Although most human magnetic resonance (MR) systems are equipped with 16 or more independent receivers, they are typically equipped with eight (or fewer) individual transmit channels. To overcome this problem RF channels 1 through 8 were alternately routed (every 10 μs) to coils 1–8 (superior row) or 9–16 (inferior row) using a set of eight homebuilt high-speed single-pole double-throw (SPDT) switches (0.6 kW, switching time of ~0.5 μs) during each RF pulse [24]. As a result RF waveforms for all pulses were “multiplexed” to achieve performance near equivalent to true simultaneous transmission [24]. Since during the “multiplexed” pulse, only half of time (ignoring the switching time) is dedicated to coils 1–8, the B1 amplitude of each 10-μs sub-pulse needs to be doubled, and hence the RF power needs to be increased by 4 to produce the same flip angle and to keep the total pulse width unchanged. Generally the amount of total deposited power depends upon the extent of constructive and destructive interference of the electric fields of the individual coils being multiplexed. However, for highly constructive distributions [24, 25], the overall RF power deposited can be nearly identical to a true simultaneous 16-channel transmit system. Figure 7 demonstrates an example showing that smaller number of transmit channels (4 in this case) can be used to drive eight individual coils in the single-row (1 × 8) transceiver array described above.
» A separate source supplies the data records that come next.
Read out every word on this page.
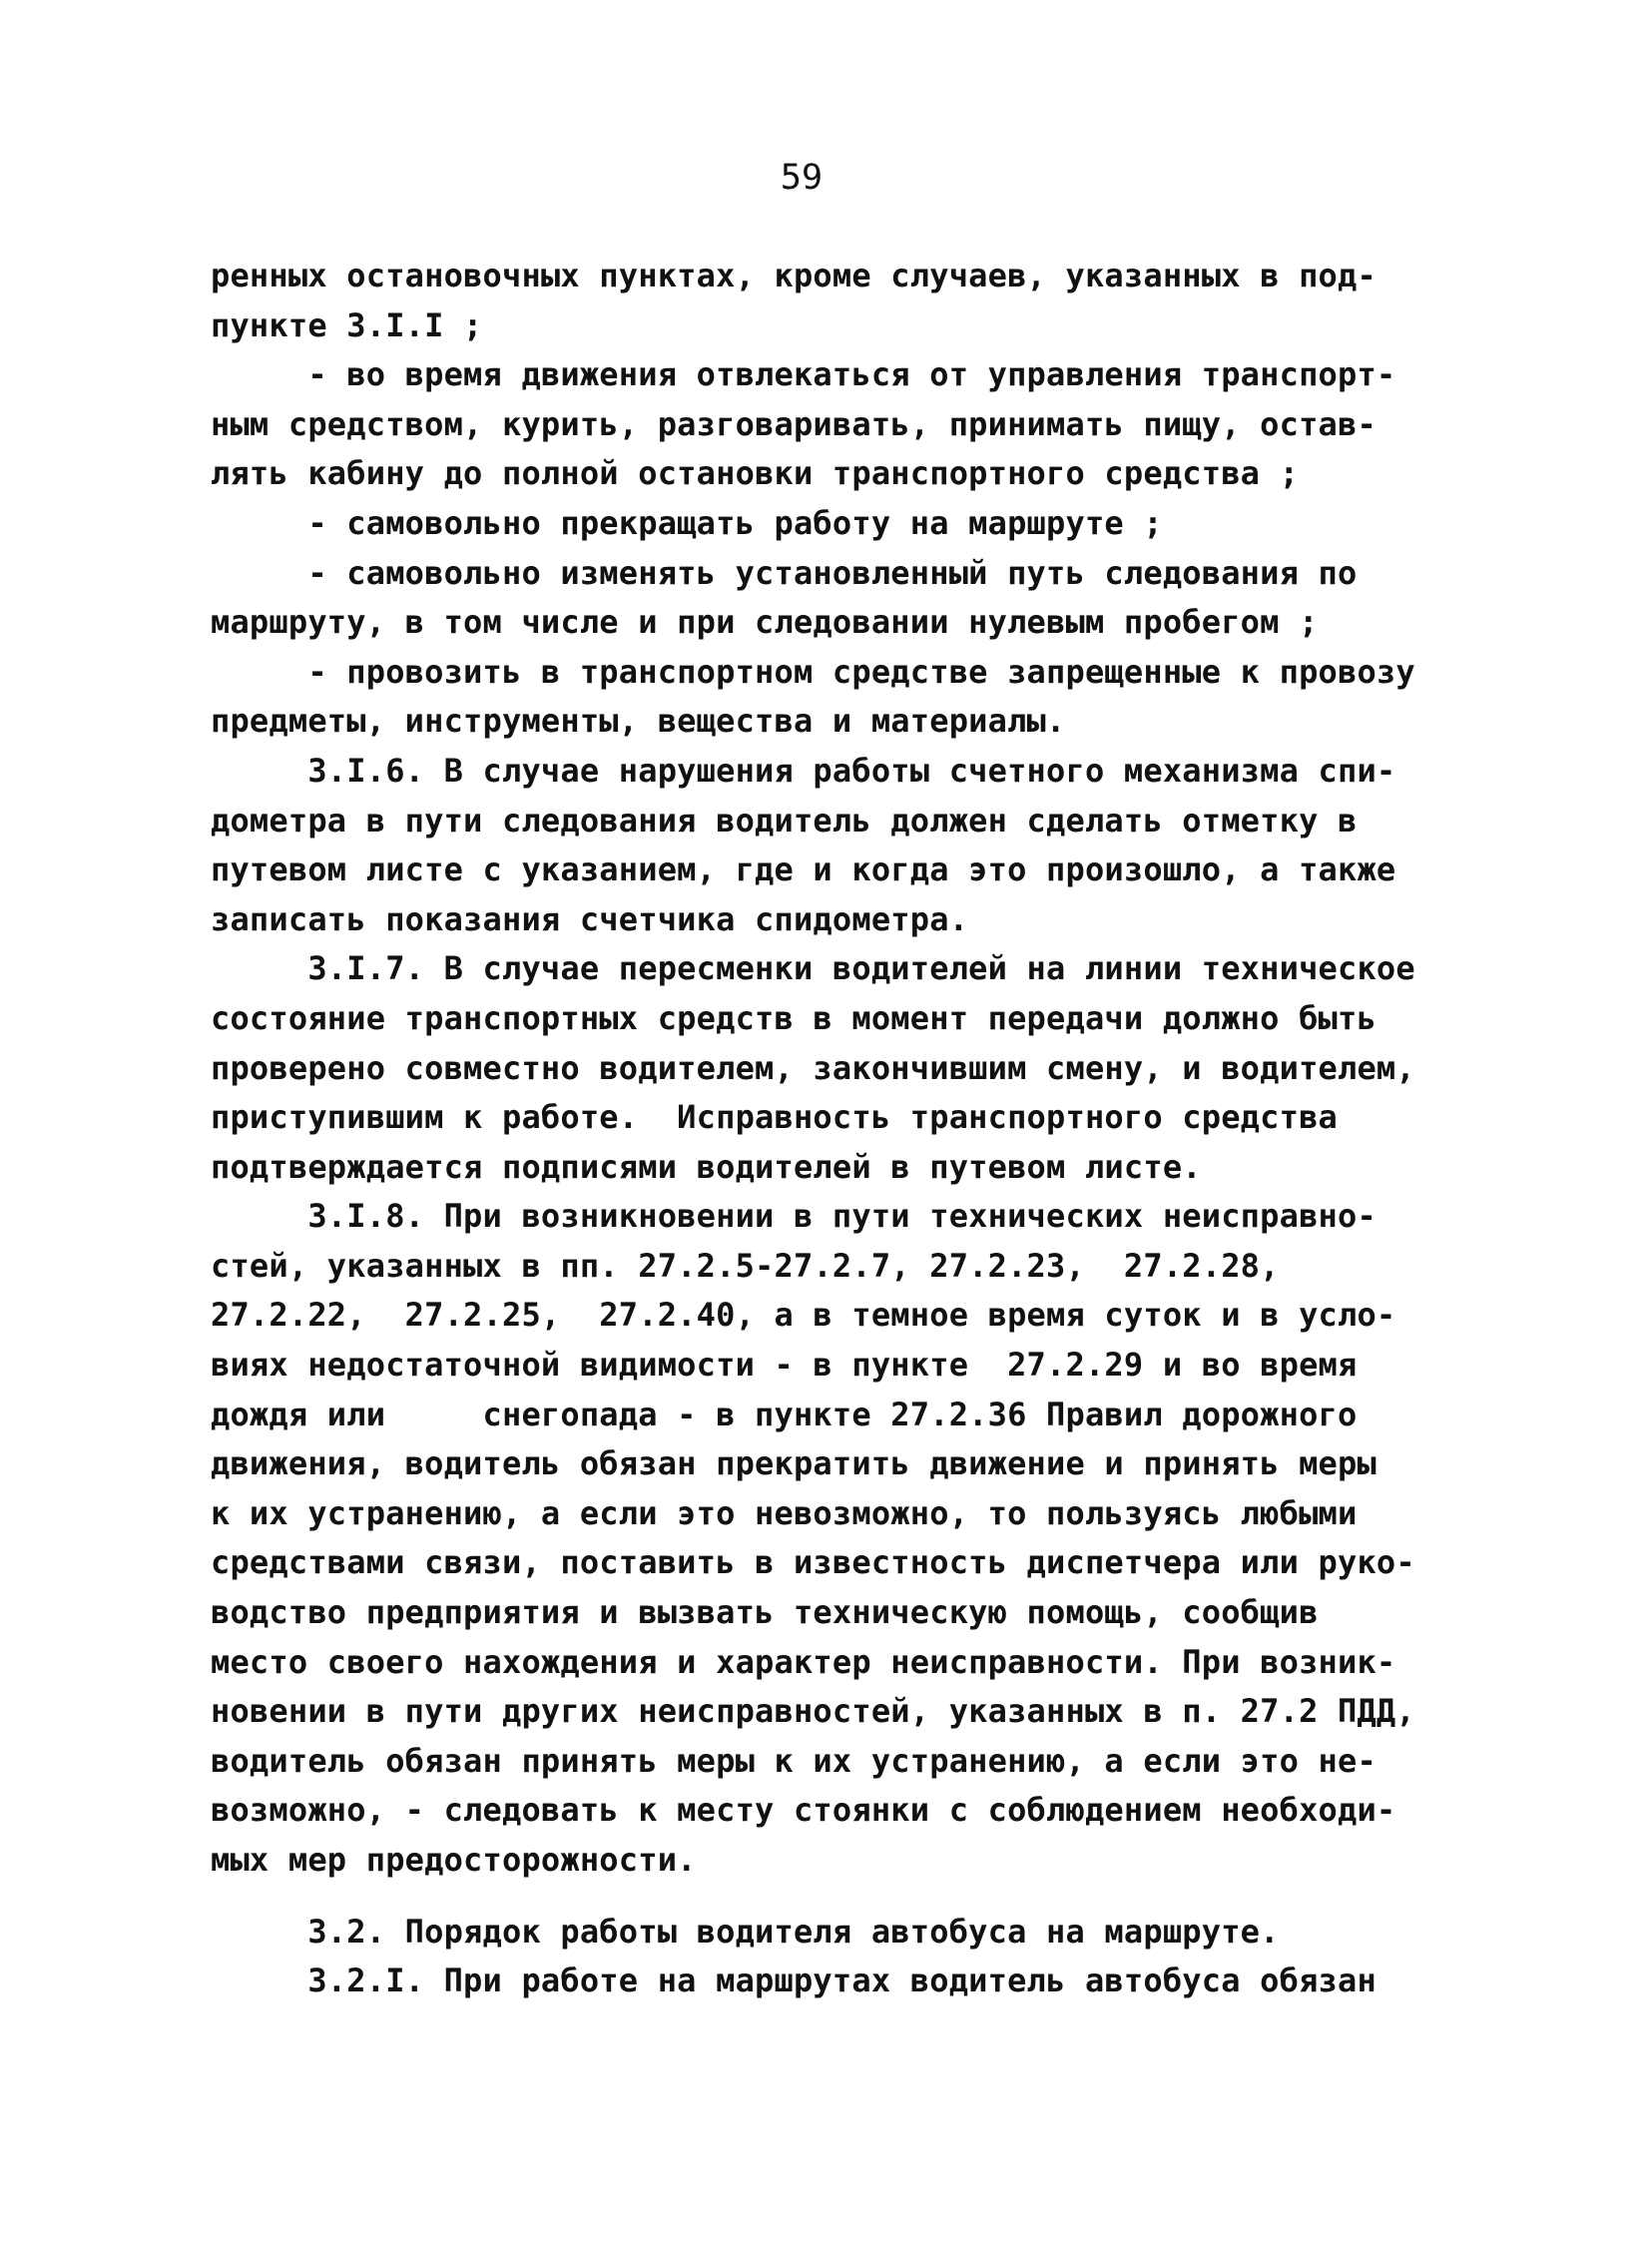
59
ренных остановочных пунктах, кроме случаев, указанных в под-
пункте 3.I.I ;
- во время движения отвлекаться от управления транспорт-
ным средством, курить, разговаривать, принимать пищу, остав-
лять кабину до полной остановки транспортного средства ;
- самовольно прекращать работу на маршруте ;
- самовольно изменять установленный путь следования по
маршруту, в том числе и при следовании нулевым пробегом ;
- провозить в транспортном средстве запрещенные к провозу
предметы, инструменты, вещества и материалы.
3.I.6. В случае нарушения работы счетного механизма спи-
дометра в пути следования водитель должен сделать отметку в
путевом листе с указанием, где и когда это произошло, а также
записать показания счетчика спидометра.
3.I.7. В случае пересменки водителей на линии техническое
состояние транспортных средств в момент передачи должно быть
проверено совместно водителем, закончившим смену, и водителем,
приступившим к работе.  Исправность транспортного средства
подтверждается подписями водителей в путевом листе.
3.I.8. При возникновении в пути технических неисправно-
стей, указанных в пп. 27.2.5-27.2.7, 27.2.23,  27.2.28,
27.2.22,  27.2.25,  27.2.40, а в темное время суток и в усло-
виях недостаточной видимости - в пункте  27.2.29 и во время
дождя или     снегопада - в пункте 27.2.36 Правил дорожного
движения, водитель обязан прекратить движение и принять меры
к их устранению, а если это невозможно, то пользуясь любыми
средствами связи, поставить в известность диспетчера или руко-
водство предприятия и вызвать техническую помощь, сообщив
место своего нахождения и характер неисправности. При возник-
новении в пути других неисправностей, указанных в п. 27.2 ПДД,
водитель обязан принять меры к их устранению, а если это не-
возможно, - следовать к месту стоянки с соблюдением необходи-
мых мер предосторожности.
3.2. Порядок работы водителя автобуса на маршруте.
3.2.I. При работе на маршрутах водитель автобуса обязан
In this case 4 transmit channels were switched between coils 1–4 and 5–8 every 10 μs as shown in Fig. 7a. Images obtained using either interdigitating of four RF channels or full eight channels are practically indistinguishable (Fig. 7b).

Fig. 7.

Fig. 7

a Pulse sequence used for multiplexing the transmit channels with RF applied to coils 1–4 and coils 5–8. b Axial images of the same slice obtained by interdigitating the transmit channels (right) or using them simultaneously (left)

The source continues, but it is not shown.